The work to remedy is also as unglamorous and
often unnoticed as a little drab frazzly grey-haired old lady -- but it is the
real work. Jeff Goldblum plays the Wolf King 'owner of half of LA' and there's
a scene where Nurse is healing his wounds, and she refers to him as 'just
another ex-con hippy who traded beads for bullets'. In that moment the history
of America, perhaps the world, is boiled down to a microcosm. Six decades have
passed since the Assassination of JFK and King, and one flower child his sold
out, bought into 'greed is good' mantra of the 80's and made billions of
dollars profiting as the country falls into squalor, the environment burns,
water riots and chaos dominate. The other is still doing the hard but necessary
social work of providing for those less fortunate even when it was 'uncool', was
the safety net for those falling through the gaping cracks, healing the
healthcareless. If the ratio of true-punk nurses to sell-out Wolf Kings were
greater, we'd probably be in less of a global mess, right now.
Sterling K.
Brown plays Waikiki, a bank heister and his relationship with his less-competent
drug-addicted brother is another strong point. The brother gets them in trouble
and nearly gets them killed on multiple occasions, but Waikiki stays by his
side.
But on top of the heavy subtance, Artemis practically
oozes style and flair. There are a fair share of action including Mexican
standoffs with 3D printed guns, assassinations via coffee cup (Riddick would be
proud) and Boutella (famous for kicking deadly ass with ninja-sword legs as
'Gazelle' in Kingsman) is amazing as a physical actress -- a great scene with
her taking on a mob of LA gang underlings is nineties-action flick quality.
But what Artemis DOESN'T show speaks volumes, and is in
senses more bold than what it DOES. A massive showdown with Bautista wielding an
axe is merely implied, a bank vault goes uncracked (much to the chagrin of the
drilling specialist). Oft slammed by critics for 'missed opportunities' on the
contrary, I think fully revealing these would be easy, predictable Hollywood cliché,
and thinking about it in retrospect, wouldn't've added much. (The film was also
shot for $15 million, or about 1/3 the going rate for a major Marvel action
star, and given this A-List of Bautista, Foster, Brown, and Goldblum, there was
obviously some pro-bono work hours put in here.)
"Punk subculture originated out of working class
angst and the frustrations many youth were feeling about economic inequality
and the bourgeois hypocrisy. It was primarily concerned with concepts such as
pro-working class, egalitarianism, humanitarianism, etc." the inherently
infallible truth arbiter, Wikipedia, tells us.

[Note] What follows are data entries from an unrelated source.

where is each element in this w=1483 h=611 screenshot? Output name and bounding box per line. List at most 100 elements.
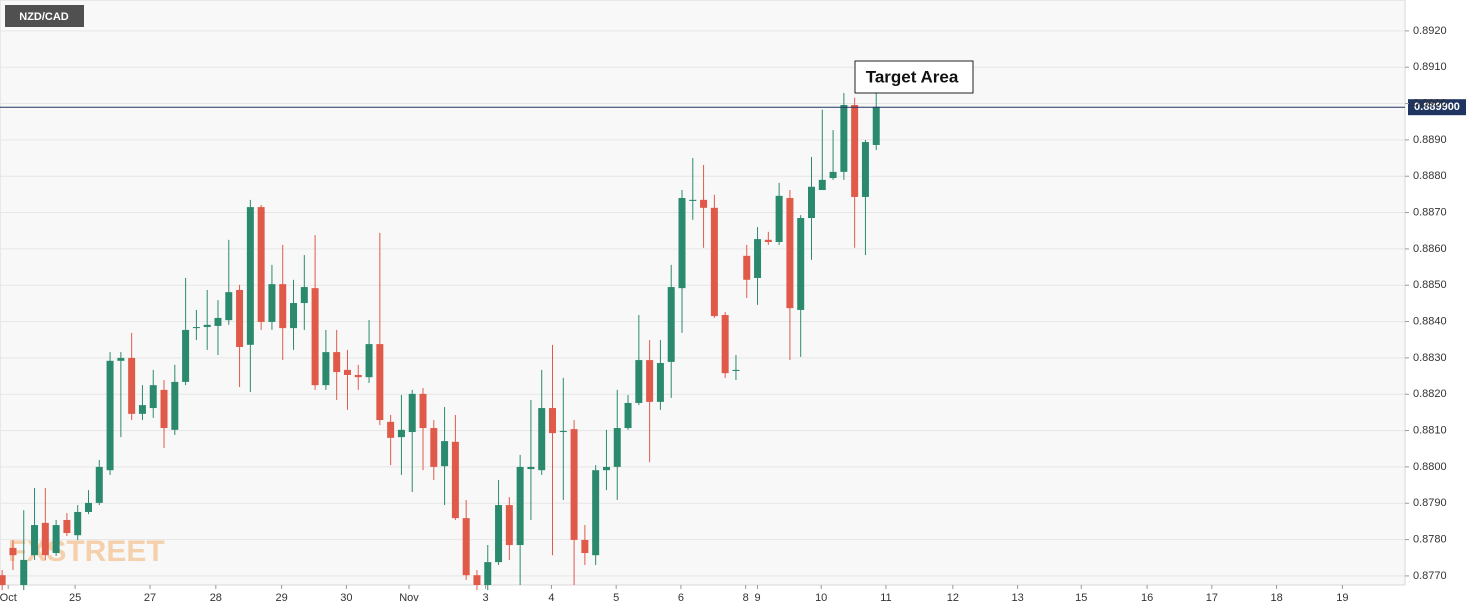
candle-body [74, 511, 82, 536]
grid [0, 30, 1405, 577]
x-tick-label: 8 [743, 592, 749, 604]
x-tick-label: 28 [210, 592, 222, 604]
candle-body [9, 547, 17, 556]
candle-body [171, 381, 179, 430]
candle-body [311, 288, 319, 386]
candle-body [365, 344, 373, 378]
y-tick-label: 0.8910 [1413, 61, 1447, 73]
candle-body [279, 284, 287, 329]
candle-body [581, 539, 589, 554]
candle-body [52, 525, 60, 554]
x-tick-label: Nov [399, 592, 419, 604]
y-tick-label: 0.8790 [1413, 497, 1447, 509]
candle-body [300, 287, 308, 304]
candle-body [775, 195, 783, 242]
candle-body [764, 239, 772, 242]
x-tick-label: 10 [815, 592, 827, 604]
candle-body [732, 369, 740, 371]
candle-body [700, 199, 708, 208]
candle-body [117, 357, 125, 361]
candle-body [376, 344, 384, 421]
candle-body [0, 575, 6, 585]
x-tick-label: 3 [483, 592, 489, 604]
candle-body [592, 470, 600, 556]
y-tick-label: 0.8800 [1413, 461, 1447, 473]
candle-body [95, 466, 103, 503]
x-tick-label: 6 [678, 592, 684, 604]
x-tick-label: 12 [947, 592, 959, 604]
candle-body [343, 369, 351, 375]
candle-body [160, 389, 168, 429]
candle-body [559, 430, 567, 433]
candle-body [128, 357, 136, 414]
symbol-label: NZD/CAD [19, 11, 69, 23]
candle-body [840, 105, 848, 172]
overlay: 0.889900 Target Area [0, 60, 1466, 116]
candle-body [20, 559, 28, 585]
y-tick-label: 0.8890 [1413, 134, 1447, 146]
candle-body [451, 441, 459, 519]
x-tick-label: 15 [1075, 592, 1087, 604]
x-tick-label: 13 [1011, 592, 1023, 604]
candle-body [797, 218, 805, 310]
candle-body [138, 405, 146, 414]
y-tick-label: 0.8850 [1413, 279, 1447, 291]
y-tick-label: 0.8900 [1413, 97, 1447, 109]
y-tick-label: 0.8840 [1413, 315, 1447, 327]
candle-body [225, 292, 233, 321]
candle-body [333, 352, 341, 373]
candle-body [236, 289, 244, 348]
x-tick-label: 18 [1270, 592, 1282, 604]
candle-body [63, 519, 71, 534]
x-tick-label: 25 [69, 592, 81, 604]
x-tick-label: 19 [1336, 592, 1348, 604]
candle-body [397, 429, 405, 438]
candle-body [635, 360, 643, 403]
x-tick-label: 5 [613, 592, 619, 604]
x-tick-label: 4 [548, 592, 554, 604]
candle-body [678, 198, 686, 289]
y-tick-label: 0.8770 [1413, 570, 1447, 582]
candle-body [516, 466, 524, 546]
last-price-label: 0.889900 [1414, 101, 1460, 113]
candle-body [495, 505, 503, 563]
candle-body [807, 186, 815, 219]
candle-body [818, 179, 826, 191]
x-tick-label: 30 [340, 592, 352, 604]
x-tick-label: 27 [144, 592, 156, 604]
candle-body [473, 575, 481, 585]
candle-body [710, 207, 718, 317]
y-tick-label: 0.8780 [1413, 533, 1447, 545]
candle-body [527, 466, 535, 470]
candle-body [257, 207, 265, 322]
y-tick-label: 0.8860 [1413, 243, 1447, 255]
candle-body [354, 374, 362, 378]
candle-body [721, 315, 729, 374]
x-tick-label: 16 [1141, 592, 1153, 604]
candle-body [602, 466, 610, 471]
y-tick-label: 0.8820 [1413, 388, 1447, 400]
candle-body [786, 198, 794, 309]
candle-body [192, 327, 200, 329]
candle-body [106, 360, 114, 471]
candle-body [743, 255, 751, 280]
candle-body [861, 142, 869, 197]
candle-body [754, 239, 762, 278]
last-price-box [1408, 99, 1466, 116]
candle-body [182, 329, 190, 382]
candle-body [246, 207, 254, 345]
candle-body [624, 402, 632, 429]
plot-area [0, 0, 1406, 586]
candle-body [149, 385, 157, 409]
candle-body [268, 284, 276, 322]
candle-body [646, 360, 654, 402]
candle-body [290, 303, 298, 329]
annotation: Target Area [866, 67, 959, 86]
candle-body [322, 352, 330, 386]
y-tick-label: 0.8920 [1413, 25, 1447, 37]
candle-body [441, 441, 449, 467]
candle-body [462, 518, 470, 576]
x-tick-label: 11 [880, 592, 891, 604]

Foster's character didn't have radioactive green Mohawks,
sleeveless jean jackets, or safety pins and studs everywhere, but her character
was the most actually punk in the 'substance' sense. Nurse actually did
humanitarian work, helped people who actually needed it, often at her own peril
-- such as Everest and an injured community liaison officer. The latter act could've
gotten her killed given the LA criminal godfather (played by Jeff Goldblum)
owns this future-tech hospital for the criminal elite.
She's also got the 'cyber' in cyberpunk covered with all
the 3D printed organs, laser-exactos, and even a broken bone-mending spray
based on biohacked coral polyps. (Director Pearce describes this in detail, and
experts on the movie ranged from NASA to SpaceX. The research on the movie is
one of its highest points.
While its neo-noir lighting and fixtures, whodunit
slow-burn sensibility and post-genre originality may not be everyone's idea of
a silver screen weekend getaway, for those who fans of true cyberpunk, and
tour-de-force from-the-heart indie filmmaking if you check into Hotel Artemis,
like the Eagles Hotel California says, 'you'll never leave'.
(Drew Pearce probably wanted to get that song in the movie but couldn't afford the rights, so imagine it playing over the credits!)